Wednesday, January 10, 2007

The argument from masturbation

As airline reading The New Yorker never fails to deliver.

Julian Barnes:

My own final letting go of the remnant, or possibility, of religion happened at a more advanced age. As an adolescent, hunched over some book or magazine in the family bathroom, I used to tell myself that God couldn’t possibly exist, because the notion that he might be watching me with disapproval while I masturbated was absurd; even more absurd was the notion that all my dead ancestors might be lined up and watching, too. This wasn’t exactly a strong argument, more a mild yet convincing feeling. And it was, of course, self-interested: the thought of Grandma and Grandpa observing what I was up to would have seriously put me off my stroke.

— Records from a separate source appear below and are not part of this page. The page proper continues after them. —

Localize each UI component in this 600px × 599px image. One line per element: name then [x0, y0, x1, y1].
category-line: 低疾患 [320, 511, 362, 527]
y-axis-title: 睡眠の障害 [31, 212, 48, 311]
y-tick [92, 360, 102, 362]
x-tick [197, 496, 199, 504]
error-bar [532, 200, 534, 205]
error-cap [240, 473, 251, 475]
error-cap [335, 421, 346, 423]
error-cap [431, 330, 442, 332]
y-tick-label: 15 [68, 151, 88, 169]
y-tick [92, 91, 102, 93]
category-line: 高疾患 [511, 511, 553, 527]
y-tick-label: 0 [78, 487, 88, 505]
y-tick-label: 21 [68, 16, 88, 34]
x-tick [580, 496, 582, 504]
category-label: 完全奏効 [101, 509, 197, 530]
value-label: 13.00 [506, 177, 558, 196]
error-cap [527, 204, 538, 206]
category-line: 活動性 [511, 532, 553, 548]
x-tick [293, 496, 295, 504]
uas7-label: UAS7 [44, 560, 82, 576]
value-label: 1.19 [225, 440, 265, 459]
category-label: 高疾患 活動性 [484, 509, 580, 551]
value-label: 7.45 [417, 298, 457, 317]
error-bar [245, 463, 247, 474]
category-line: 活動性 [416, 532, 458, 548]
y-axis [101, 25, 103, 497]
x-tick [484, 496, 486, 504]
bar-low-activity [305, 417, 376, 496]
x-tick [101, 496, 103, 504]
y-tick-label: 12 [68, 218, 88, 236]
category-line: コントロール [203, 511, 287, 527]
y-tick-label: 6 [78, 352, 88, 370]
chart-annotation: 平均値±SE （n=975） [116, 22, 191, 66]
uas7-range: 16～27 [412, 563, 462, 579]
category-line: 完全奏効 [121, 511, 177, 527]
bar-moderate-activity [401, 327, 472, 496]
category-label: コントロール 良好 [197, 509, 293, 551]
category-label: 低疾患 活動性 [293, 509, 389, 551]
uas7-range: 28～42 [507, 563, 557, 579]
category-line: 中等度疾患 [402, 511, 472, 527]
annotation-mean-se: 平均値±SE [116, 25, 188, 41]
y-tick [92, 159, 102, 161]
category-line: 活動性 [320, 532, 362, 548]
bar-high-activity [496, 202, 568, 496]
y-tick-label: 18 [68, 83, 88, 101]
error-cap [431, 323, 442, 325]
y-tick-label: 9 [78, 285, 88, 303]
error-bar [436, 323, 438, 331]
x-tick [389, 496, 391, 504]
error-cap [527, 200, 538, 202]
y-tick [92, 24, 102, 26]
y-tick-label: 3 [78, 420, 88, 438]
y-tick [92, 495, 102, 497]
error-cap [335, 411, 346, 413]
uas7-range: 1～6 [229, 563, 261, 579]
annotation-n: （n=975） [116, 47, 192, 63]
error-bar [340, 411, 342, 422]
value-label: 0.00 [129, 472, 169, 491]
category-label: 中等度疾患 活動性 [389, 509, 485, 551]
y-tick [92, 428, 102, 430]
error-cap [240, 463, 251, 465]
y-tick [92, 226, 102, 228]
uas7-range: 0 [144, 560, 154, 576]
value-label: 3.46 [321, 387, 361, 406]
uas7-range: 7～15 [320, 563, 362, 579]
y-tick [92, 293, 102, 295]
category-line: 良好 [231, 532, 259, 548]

As I record this now, however, I wonder why I didn’t think through more of the possibilities. Why did I assume that God, if He was watching, necessarily disapproved of how I was spilling my seed? Why did it not occur to me that, if the sky did not fall in as it witnessed my zealous and unflagging self-abuse, it was perhaps because the sky did not think it a sin? Nor did I have the imagination to conceive of my dead ancestors equally smiling on my actions: Go on, my son, enjoy it while you’ve got it; there won’t be anything like that when you’re a disembodied spirit; we wish we’d done more of it in our time, so have another one for us. Perhaps Grandpa would have taken his celestial pipe out of his mouth, given me an uncharacteristic wink, and murmured complicitly, “I once knew a very nice girl called Mabel.”


However, Santa Claus does exist, and he's watching. He doesn't like what he's seen.